The day after we dragged the carcass out of the arena, not one raven touched the dead elk, though I watched two of them flying overhead. A large raven stood in the ranch road most of the day. Ravens knew the carcass lay in the snow, ripped open by wolves, easy eating, easy energy. But not until the next day did the birds actually arrive to tear at the mound of meat and bone – fifteen to twenty of them all at once. It seems the vagrants sent out their call, and the masses came. Not until there was safety and dominance in numbers did the ravens land.

I watched the carcass as I did last year, walking down to the site, taking notes under the dead lodgepole pine that I called the Writing Tree, observing the disintegration of a graceful elk into a mangled mass of hide and bone, grace still present in a different form, the flow of dead creature back into life. This year, we also set up a remote, motion-sensor camera on the carcass to record what happened. On my visits, I pulled out one memory card, replacing it with the next, the camera capturing the events of the past 24 hours, showing just who had come to dine.

The wolves did not touch the carcass. The camera recorded them lurking in the background at night, and caught one young-looking wolf a few feet from the carcass in the day. But the big canines did not touch the dead elk until weeks later, when temperatures were too low to put out the camera, the canines’ presence shown by tracks, not photos. Did the wolves avoid the carcass because of the human scent? The presence of the camera?

Neither of those kept fox, coyote, or pine marten away, all of whom dined regularly at night. They seemed to take turns eating, fox for a time, then coyote, the pine marten dashing in for a quick bite.

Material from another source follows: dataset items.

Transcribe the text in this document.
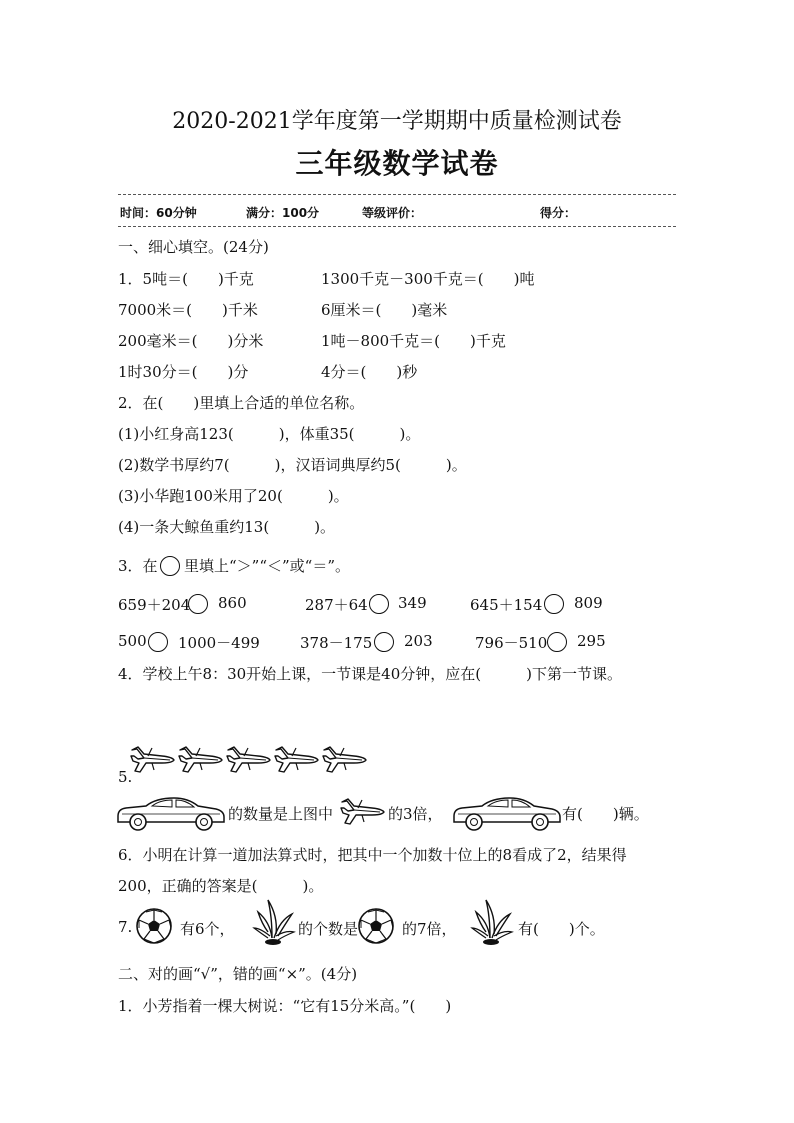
2020-2021学年度第一学期期中质量检测试卷
三年级数学试卷
时间：60分钟	满分：100分	等级评价：	得分：
一、细心填空。(24分)
1．5吨＝(　　)千克	1300千克－300千克＝(　　)吨
7000米＝(　　)千米	6厘米＝(　　)毫米
200毫米＝(　　)分米	1吨－800千克＝(　　)千克
1时30分＝(　　)分	4分＝(　　)秒
2．在(　　)里填上合适的单位名称。
(1)小红身高123(　　　)，体重35(　　　)。
(2)数学书厚约7(　　　)，汉语词典厚约5(　　　)。
(3)小华跑100米用了20(　　　)。
(4)一条大鲸鱼重约13(　　　)。
3．在 里填上“＞”“＜”或“＝”。
659＋204 860	287＋64 349	645＋154 809
500 1000－499	378－175 203	796－510 295
4．学校上午8：30开始上课，一节课是40分钟，应在(　　　)下第一节课。
5.
的数量是上图中	的3倍，	有(　　)辆。
6．小明在计算一道加法算式时，把其中一个加数十位上的8看成了2，结果得
200，正确的答案是(　　　)。
7.	有6个，	的个数是	的7倍，	有(　　)个。
二、对的画“√”，错的画“×”。(4分)
1．小芳指着一棵大树说：“它有15分米高。”(　　)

Coyote did come during the day, but never the fox or pine marten.

Raven checking out the motion-sensor camera

Raven checking out the motion-sensor camera (ignore date — wasn’t set after batteries changed)

Birds dominated in the daytime, including two mature and two juvenile bald eagles. Mostly though, it was the ravens. The camera shows the mass of black corvids clustered on the rapidly diminishing carcass, sometimes an eagle mixed in with the group. The ravens knew the camera was there: close-up pictures of raven eyes and raven heads document the birds’ investigation of the weird object strapped to a nearby tree.

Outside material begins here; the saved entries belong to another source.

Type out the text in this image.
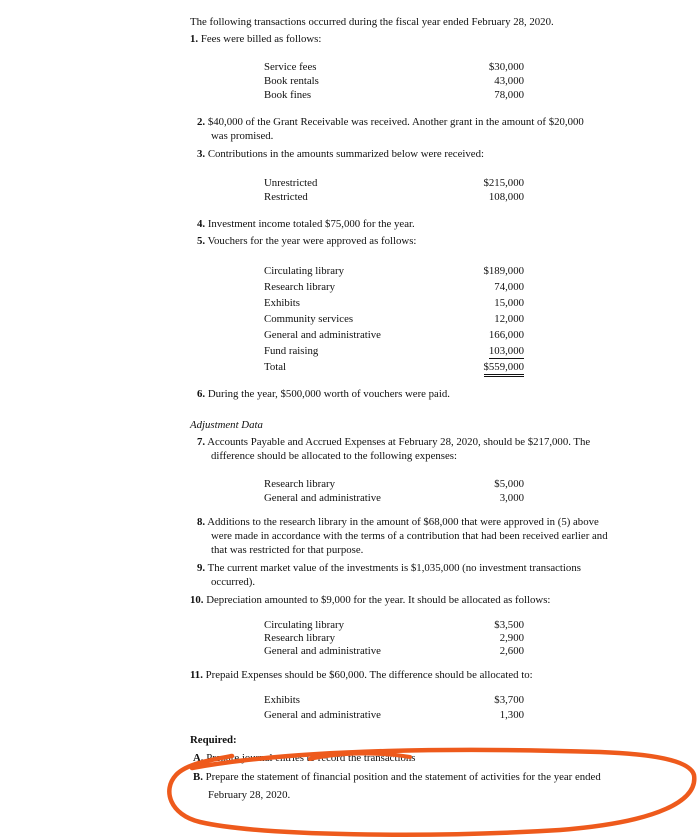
The following transactions occurred during the fiscal year ended February 28, 2020.
1. Fees were billed as follows:
Service fees	$30,000
Book rentals	43,000
Book fines	78,000
2. $40,000 of the Grant Receivable was received. Another grant in the amount of $20,000
was promised.
3. Contributions in the amounts summarized below were received:
Unrestricted	$215,000
Restricted	108,000
4. Investment income totaled $75,000 for the year.
5. Vouchers for the year were approved as follows:
Circulating library	$189,000
Research library	74,000
Exhibits	15,000
Community services	12,000
General and administrative	166,000
Fund raising	103,000
Total	$559,000
6. During the year, $500,000 worth of vouchers were paid.
Adjustment Data
7. Accounts Payable and Accrued Expenses at February 28, 2020, should be $217,000. The
difference should be allocated to the following expenses:
Research library	$5,000
General and administrative	3,000
8. Additions to the research library in the amount of $68,000 that were approved in (5) above
were made in accordance with the terms of a contribution that had been received earlier and
that was restricted for that purpose.
9. The current market value of the investments is $1,035,000 (no investment transactions
occurred).
10. Depreciation amounted to $9,000 for the year. It should be allocated as follows:
Circulating library	$3,500
Research library	2,900
General and administrative	2,600
11. Prepaid Expenses should be $60,000. The difference should be allocated to:
Exhibits	$3,700
General and administrative	1,300
Required:
A. Prepare journal entries to record the transactions
B. Prepare the statement of financial position and the statement of activities for the year ended
February 28, 2020.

Carcass. Scavengers. Ravens. So much like last year, but so much different. Yes, a different experience altogether.

Last year, the ravens came to know me. They would linger in the trees when I arrived, fly so closely overhead that I could see their taloned toes. Occasionally I had a back and forth verbal conversation with a bird or two. There was something mysteriously magical about my interaction with the ravens, like a boundary had been crossed.

This year, the ravens would see me approach and simply disappear. I watched the birds fly from the carcass site from a hundred yards away. By the time I was at the carcass, they would be gone, not one bird in sight, not a crawck or a call.

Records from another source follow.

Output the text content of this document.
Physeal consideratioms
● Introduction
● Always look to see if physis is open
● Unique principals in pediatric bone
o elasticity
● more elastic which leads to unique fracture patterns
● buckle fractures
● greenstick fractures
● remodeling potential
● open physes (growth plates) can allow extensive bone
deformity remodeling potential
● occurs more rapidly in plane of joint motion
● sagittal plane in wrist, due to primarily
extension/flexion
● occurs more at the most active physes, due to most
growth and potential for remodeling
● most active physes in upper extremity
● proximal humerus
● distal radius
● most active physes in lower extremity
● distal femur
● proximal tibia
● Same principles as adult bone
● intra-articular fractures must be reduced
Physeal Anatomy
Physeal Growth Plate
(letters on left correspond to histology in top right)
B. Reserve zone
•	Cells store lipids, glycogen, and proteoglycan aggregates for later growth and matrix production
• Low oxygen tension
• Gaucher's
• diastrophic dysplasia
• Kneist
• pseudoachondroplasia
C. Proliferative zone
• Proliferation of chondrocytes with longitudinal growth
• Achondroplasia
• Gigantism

I tried to figure why? Why did the ravens shun me this year, connect with me last year? What was the difference? Was I not as regular in my visits? No, I was there regularly until I left for a week over Thanksgiving. There was a larger group of ravens this year, meaning more and at least some different birds than last year. Maybe that somehow resulted in the birds having no interest in me, the observer. Hmmm.

The motion-sensor camera? The camera. Looking back, I note the caption of my December 2014 blog: “The ravens leave the carcass when they know I’m there — especially if I have a camera.” Ravens are sensitive to cameras. Many times I’ve watched them pick up and leave when I take a camera out. No camera, and they stay around. So maybe it was the camera.

Or maybe there was truly something mysteriously magical about last year, that because of some intangible somethings that I do not know and cannot define, some boundary was crossed. An experience beyond the norm.

[1] Szipl, Georgine, et al. “With whom to dine? Ravens’ responses to food-associated calls depend on individual characteristics of the caller.” Animal Behaviour 99.0 (2015): 33-42.